La formation idéologique de cet homme remonte, comme celle Donald Trump, au premier mandat de Ronald Reagan (1981-1985). A l’époque, l’ennemi désigné était le Japon. Adjoint du représentant au commerce, il obtint des accords d’autolimitation des exportations automobiles et la protection, par le biais de droits de douane, des motos Harley Davidson. Devenu avocat, il défendit pendant des années les producteurs d’acier américains. L’occasion de se confronter à l’OMC, dont les règles sont, pour lui, dévoyées au profit de la Chine. Un credo particulièrement compatible avec celui de M. Trump. Dès l’automne 2017, Robert Lighthizer avait exposé à des patrons américains médusés qu’il comprenait leur objectif de maximiser leurs profits. « Mon boulot est différent. Mon boulot consiste à représenter les travailleurs américains. Et là, nous n’allons pas être d’accord », avait-il déclaré, selon le Wall Street Journal.

Wilbur Ross, le grand perdant. A 80 ans, cet homme d’affaires, dont la fortune s’élève à 700 millions de dollars (près de 600 millions d’euros), est le plus vieux ministre jamais désigné aux Etats-Unis. Au début du mandat de M. Trump, M. Ross travaillait sur la négociation commerciale avec la Chine, avant d’être dessaisi du dossier à l’été 2017 en raison de sa trop grande mollesse. Cet hiver, il a longuement négocié avec les Européens pour éviter les taxes sur l’acier, en pure perte.

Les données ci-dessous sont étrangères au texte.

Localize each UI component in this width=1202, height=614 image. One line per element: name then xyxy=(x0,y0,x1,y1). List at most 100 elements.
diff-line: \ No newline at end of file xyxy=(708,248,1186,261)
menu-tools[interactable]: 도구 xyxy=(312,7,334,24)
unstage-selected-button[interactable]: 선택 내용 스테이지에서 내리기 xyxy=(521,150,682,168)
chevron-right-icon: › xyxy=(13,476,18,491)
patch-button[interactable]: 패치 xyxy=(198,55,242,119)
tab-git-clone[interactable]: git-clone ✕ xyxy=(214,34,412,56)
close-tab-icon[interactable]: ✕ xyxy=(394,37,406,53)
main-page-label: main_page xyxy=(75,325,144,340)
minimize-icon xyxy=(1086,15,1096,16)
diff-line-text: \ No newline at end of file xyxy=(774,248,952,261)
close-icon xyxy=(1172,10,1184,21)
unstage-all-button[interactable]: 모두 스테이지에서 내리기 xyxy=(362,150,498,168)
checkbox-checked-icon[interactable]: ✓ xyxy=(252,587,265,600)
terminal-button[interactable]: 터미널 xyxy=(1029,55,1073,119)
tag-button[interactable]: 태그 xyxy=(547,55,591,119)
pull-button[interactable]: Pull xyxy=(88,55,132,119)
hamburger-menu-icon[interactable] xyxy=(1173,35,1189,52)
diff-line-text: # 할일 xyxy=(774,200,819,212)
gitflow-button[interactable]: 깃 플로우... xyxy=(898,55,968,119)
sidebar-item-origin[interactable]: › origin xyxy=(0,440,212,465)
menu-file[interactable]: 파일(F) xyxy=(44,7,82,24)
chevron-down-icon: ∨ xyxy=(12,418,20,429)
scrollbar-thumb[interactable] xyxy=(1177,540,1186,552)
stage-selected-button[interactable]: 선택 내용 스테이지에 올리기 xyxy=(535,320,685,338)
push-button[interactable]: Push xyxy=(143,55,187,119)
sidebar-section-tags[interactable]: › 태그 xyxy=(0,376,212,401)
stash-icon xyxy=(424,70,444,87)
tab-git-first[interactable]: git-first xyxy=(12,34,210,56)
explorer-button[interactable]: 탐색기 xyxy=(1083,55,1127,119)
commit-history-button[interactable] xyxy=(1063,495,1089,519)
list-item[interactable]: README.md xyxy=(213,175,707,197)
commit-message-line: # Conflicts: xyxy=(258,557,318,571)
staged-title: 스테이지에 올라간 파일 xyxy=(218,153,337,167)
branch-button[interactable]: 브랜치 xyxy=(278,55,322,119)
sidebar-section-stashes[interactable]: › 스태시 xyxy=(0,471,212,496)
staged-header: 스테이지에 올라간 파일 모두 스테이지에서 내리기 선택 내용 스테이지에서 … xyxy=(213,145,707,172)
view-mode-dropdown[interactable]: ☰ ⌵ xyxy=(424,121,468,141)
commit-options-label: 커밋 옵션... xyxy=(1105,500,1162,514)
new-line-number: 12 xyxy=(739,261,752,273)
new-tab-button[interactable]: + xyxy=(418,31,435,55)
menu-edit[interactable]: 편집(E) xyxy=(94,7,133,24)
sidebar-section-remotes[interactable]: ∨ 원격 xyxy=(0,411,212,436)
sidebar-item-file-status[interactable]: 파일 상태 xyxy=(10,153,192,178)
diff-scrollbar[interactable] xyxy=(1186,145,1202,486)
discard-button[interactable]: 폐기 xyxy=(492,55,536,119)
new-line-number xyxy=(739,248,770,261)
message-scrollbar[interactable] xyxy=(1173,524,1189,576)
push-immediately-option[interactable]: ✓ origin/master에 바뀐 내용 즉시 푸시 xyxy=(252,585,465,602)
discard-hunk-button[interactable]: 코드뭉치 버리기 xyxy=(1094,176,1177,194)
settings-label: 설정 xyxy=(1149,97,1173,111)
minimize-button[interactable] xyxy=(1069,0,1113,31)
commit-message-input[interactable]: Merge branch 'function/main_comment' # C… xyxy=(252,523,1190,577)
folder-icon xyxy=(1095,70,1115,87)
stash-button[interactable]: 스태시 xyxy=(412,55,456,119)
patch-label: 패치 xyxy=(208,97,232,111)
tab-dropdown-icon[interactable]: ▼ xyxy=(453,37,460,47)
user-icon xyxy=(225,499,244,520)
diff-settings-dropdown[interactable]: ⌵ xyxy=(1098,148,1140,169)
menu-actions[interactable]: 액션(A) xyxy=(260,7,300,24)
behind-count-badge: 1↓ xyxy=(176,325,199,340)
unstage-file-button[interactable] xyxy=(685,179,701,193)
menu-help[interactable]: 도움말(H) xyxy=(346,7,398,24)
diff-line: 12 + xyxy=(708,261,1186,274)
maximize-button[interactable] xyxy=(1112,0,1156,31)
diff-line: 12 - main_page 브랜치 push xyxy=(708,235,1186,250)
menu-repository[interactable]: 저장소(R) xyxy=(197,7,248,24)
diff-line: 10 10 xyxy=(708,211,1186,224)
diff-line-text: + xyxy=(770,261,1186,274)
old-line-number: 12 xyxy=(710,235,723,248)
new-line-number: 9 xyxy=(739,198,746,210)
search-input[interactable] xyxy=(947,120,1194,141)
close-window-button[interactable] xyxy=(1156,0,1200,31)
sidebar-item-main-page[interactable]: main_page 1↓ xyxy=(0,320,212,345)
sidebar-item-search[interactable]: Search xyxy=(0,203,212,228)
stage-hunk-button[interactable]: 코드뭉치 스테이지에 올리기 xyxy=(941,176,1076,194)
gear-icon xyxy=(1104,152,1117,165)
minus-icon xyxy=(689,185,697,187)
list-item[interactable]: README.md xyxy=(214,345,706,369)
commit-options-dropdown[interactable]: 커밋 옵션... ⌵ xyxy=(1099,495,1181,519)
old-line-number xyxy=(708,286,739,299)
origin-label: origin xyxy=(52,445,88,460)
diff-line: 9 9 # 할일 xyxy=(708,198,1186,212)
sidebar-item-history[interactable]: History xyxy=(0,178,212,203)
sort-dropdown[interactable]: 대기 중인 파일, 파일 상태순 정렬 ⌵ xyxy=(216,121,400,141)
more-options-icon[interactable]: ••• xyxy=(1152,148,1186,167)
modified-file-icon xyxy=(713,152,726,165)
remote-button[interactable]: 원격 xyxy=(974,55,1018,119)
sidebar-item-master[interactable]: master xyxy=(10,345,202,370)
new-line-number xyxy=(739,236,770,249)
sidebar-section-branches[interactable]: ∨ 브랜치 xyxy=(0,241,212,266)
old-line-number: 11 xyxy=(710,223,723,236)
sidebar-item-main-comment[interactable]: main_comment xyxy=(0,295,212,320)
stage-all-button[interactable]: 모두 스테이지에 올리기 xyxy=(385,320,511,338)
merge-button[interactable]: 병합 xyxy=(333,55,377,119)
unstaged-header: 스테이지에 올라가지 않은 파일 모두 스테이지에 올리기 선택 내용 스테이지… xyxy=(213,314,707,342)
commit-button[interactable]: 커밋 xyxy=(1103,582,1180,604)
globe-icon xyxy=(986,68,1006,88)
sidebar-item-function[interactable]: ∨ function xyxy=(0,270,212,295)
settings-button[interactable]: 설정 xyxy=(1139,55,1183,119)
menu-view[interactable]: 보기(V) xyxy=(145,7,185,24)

Larry Kudlow, l’opposant aux guerres commerciales. Quand Donald Trump l’appelle, cet économiste reconverti en commentateur de télévision pense qu’il va se faire sermonner du fait de ses propos critiques à propos des barrières douanières. Il s’agit en fait de le nommer économiste à la Maison Blanche, après le départ de Gary Cohn. Comme Robert Lighthizer, Larry Kudlow, 71 ans, est un ancien membre des équipes Reagan, mais version libérale. En juillet, il a donné un sérieux coup de main aux Européens pour suspendre la menace des droits de douane sur les automobiles. Il est opposé aux guerres commerciales, mais, comme il l’a résumé en juin : « La personne chargée du commerce est, sans équivoque, le président Trump ».